Characterization of the GFR1 protein in rice. A, Phylogenetic tree of GFR1 in Arabidopsis, rice, and other monocotyledonous species. The phylogenetic tree was constructed using MEGA 5.0. Bootstrap values are shown as percentages at the nodes. The scale bar at the bottom represents the genetic distance. B to E, Subcellular localization of the GFR1-GFP fusion protein. Membrane localization of the GFR1-GFP fusion protein (B), the location of the chloroplast (C), a merged image of the bright field and the chloroplast (D), and a merged image (E) are shown. Bars = 50 μm. F, Y2H assay showing that GFR1 interacts with proteins of the cDNA library. DDO, Control medium (SD/-Trp-Leu); QDO, selective medium (SD/-Ade/-His/-Leu/-Trp/Aba). G, Transactivation activity assays of GFR1. H, Y2H assay showing that GFR1 of C-bao and Ludao interacts with OsRbcS. I, Y2H assay showing that GFR1 of C-bao and Ludao interacts with OsRbcL. AD, Activation domain; BD, binding domain; SD, synthetic dropout. J, Glutathione S-transferase (GST) pull-down assay of GFR1 and OsRbcS. GFR1 expressed as part of a GST fusion protein was pulled down by His-OsRbcS.

Figure 6.

Microscopy assay of the endosperm between C-bao and NIL-GFR1^Ludao. A and B, Transmission electron microscopy images of the central part of endosperm cells in C-bao. C to E, Scanning electron microscopy images of cross sections of seeds of C-bao. F and G, Transmission electron microscopy images of the central part of endosperm cells in NIL-GFR1^Ludao. H to J, Scanning electron microscopy images of cross sections of seeds of NIL-GFR1^Ludao. K to V, Paraffin sections of grains of C-bao (K, L, O, P, S, and T) and NIL-GFR1^Ludao (M, N, Q, R, U, and V) at 3, 7, and 14 DAF, respectively.
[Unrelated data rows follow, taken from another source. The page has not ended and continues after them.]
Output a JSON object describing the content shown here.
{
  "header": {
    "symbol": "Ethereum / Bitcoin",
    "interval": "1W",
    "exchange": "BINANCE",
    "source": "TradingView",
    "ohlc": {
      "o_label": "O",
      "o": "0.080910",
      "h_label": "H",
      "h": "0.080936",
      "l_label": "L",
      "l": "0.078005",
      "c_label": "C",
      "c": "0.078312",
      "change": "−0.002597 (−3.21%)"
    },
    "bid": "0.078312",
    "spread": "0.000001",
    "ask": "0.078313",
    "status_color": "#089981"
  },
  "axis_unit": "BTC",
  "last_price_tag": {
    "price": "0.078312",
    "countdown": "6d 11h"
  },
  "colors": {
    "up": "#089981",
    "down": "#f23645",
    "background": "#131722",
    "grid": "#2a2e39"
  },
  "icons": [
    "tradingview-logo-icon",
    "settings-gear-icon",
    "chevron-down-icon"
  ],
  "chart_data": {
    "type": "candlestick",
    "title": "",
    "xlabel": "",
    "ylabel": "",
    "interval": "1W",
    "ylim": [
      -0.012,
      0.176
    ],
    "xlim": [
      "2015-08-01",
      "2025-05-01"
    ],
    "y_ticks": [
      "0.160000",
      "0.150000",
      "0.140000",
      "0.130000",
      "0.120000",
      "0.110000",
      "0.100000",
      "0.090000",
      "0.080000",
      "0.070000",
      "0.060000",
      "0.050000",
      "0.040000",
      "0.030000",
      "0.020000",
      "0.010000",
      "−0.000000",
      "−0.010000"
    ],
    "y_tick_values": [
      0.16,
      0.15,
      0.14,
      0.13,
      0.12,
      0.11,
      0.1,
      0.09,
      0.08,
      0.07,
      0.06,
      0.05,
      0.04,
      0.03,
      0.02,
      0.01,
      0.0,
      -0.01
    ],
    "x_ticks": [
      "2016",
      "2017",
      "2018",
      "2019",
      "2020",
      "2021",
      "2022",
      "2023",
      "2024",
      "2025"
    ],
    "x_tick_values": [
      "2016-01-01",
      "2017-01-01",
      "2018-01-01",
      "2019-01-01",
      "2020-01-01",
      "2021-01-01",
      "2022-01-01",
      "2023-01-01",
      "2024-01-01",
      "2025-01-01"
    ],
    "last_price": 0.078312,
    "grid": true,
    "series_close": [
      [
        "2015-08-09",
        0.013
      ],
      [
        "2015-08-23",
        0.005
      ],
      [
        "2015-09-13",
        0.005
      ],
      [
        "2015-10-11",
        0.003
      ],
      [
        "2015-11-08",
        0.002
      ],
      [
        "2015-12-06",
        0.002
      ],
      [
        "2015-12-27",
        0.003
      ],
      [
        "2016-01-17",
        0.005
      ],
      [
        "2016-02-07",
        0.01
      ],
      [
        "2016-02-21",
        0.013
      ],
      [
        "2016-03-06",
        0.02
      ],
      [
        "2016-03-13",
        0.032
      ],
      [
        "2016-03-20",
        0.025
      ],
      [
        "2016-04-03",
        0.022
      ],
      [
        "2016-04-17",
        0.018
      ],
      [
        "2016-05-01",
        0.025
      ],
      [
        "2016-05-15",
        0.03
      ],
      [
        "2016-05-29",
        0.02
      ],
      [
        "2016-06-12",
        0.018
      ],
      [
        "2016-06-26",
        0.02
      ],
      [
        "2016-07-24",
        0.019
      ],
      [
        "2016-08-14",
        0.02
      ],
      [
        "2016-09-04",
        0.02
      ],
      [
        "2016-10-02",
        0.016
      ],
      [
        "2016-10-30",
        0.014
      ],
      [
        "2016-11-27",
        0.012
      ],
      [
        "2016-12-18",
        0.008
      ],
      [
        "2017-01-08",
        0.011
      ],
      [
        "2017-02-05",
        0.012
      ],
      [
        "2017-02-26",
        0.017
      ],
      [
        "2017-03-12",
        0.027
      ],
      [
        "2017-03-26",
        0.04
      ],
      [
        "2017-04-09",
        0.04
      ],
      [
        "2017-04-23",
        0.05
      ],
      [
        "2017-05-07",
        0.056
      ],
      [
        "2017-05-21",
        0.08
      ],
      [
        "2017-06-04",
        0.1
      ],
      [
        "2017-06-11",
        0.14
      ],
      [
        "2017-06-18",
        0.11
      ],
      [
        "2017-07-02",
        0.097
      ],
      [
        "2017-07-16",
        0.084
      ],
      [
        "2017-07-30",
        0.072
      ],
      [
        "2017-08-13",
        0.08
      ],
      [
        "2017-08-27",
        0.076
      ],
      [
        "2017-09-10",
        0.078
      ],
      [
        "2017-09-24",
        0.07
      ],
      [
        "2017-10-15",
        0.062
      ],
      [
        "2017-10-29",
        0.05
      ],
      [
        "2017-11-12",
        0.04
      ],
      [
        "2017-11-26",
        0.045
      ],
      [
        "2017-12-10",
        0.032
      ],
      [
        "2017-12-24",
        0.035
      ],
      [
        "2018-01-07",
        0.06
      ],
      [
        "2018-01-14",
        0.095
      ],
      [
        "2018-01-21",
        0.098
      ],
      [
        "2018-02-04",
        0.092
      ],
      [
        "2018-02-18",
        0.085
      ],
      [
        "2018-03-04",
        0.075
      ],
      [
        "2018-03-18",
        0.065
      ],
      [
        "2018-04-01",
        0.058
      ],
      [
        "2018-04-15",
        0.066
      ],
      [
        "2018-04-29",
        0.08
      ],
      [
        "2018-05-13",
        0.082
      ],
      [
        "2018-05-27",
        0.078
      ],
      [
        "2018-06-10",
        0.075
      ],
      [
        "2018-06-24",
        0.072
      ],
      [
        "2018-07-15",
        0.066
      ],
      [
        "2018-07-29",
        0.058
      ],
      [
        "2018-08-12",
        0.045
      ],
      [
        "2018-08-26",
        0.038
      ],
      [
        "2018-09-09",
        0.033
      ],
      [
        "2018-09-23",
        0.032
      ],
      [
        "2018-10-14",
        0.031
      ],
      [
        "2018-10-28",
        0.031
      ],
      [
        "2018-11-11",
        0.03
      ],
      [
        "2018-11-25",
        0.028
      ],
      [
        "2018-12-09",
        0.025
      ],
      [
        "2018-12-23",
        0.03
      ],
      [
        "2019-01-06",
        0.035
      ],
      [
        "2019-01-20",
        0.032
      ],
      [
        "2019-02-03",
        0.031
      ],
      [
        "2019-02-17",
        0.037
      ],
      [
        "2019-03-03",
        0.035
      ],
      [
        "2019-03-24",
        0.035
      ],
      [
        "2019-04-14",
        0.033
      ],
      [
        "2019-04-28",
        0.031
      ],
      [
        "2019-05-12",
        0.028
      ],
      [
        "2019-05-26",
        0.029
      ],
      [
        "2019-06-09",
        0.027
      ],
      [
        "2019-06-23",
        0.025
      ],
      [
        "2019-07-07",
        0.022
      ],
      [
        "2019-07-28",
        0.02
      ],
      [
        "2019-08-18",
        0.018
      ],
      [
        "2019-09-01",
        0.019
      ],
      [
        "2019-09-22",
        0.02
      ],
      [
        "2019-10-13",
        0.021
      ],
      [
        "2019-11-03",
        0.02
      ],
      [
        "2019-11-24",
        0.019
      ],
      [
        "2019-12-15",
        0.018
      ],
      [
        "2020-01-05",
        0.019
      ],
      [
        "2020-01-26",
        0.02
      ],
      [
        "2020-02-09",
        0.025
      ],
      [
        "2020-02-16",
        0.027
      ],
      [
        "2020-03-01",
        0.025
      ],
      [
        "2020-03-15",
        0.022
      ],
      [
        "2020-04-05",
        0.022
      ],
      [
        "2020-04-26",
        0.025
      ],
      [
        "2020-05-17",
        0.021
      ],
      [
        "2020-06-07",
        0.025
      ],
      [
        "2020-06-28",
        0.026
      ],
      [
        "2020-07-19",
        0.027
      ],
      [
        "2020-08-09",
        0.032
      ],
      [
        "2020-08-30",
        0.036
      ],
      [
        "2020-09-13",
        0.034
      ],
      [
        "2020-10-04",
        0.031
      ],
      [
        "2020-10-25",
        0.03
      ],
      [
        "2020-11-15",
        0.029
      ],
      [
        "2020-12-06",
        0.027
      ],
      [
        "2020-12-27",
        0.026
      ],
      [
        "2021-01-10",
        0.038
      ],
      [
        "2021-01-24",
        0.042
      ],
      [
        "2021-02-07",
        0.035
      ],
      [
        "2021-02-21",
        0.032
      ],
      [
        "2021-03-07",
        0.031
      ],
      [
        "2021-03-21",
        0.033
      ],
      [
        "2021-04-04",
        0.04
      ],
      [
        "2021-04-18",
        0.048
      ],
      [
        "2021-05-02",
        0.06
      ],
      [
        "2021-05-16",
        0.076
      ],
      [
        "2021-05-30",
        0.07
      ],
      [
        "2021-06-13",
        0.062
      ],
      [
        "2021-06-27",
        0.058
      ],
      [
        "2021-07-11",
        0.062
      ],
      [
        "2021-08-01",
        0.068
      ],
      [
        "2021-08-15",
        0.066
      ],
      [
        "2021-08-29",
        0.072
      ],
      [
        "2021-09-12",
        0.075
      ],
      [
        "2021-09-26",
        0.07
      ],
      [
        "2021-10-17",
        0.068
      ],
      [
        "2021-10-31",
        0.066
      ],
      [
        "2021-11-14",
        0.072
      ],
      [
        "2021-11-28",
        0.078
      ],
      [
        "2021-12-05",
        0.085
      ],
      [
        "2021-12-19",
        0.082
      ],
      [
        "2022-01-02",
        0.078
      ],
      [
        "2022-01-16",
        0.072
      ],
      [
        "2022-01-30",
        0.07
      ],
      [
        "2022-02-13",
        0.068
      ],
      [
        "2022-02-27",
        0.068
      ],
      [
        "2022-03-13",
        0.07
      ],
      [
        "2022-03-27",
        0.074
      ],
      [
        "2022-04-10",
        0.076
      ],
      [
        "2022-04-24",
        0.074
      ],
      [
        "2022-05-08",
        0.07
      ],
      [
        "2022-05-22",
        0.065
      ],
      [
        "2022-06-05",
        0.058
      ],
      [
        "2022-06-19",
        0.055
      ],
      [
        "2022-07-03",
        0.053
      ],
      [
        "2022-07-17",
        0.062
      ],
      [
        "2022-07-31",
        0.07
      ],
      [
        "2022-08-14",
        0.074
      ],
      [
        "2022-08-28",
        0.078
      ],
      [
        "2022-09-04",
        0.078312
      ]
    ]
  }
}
L, P, T, N, R, and V show magnifications of the dashed boxes in K, O, S, M, Q, and U, respectively. a, Amyloplast; A, Aleurone layer; Es, Endosperm; n, nucleus; Pe, pericarp.

Figure 7.

Transcriptome profiling in flag leaves and grains at 14 DAF of C-bao and NIL-GFR1^Ludao. A, MA plot of DEGs in flag leaves and grains at 14 DAF of C-bao and NIL-GFR1^Ludao. The number next to the arrow indicates the number of DEGs. FPKM, Fragments per kilobase of exon model per million mapped fragments. MA, M versus A. M is minus and A is add. B, Overview of DEGs in flag leaves and grains at 14 DAF of C-bao and NIL-GFR1^Ludao. C, DEGs related to the GFR according to the KEGG pathway. The color in each cell indicates the value of the log₂ fold change (NIL-GFR1^Ludao/C-bao).

Figure 8.

Hypothetical model of the function of GFR1 in terms of the grain-filling rate. PGA, 3-phosphoglycerate; GAP, glyceralgehyde-3-phosphate; RuBP, ribulose-1,5-bisphosphate.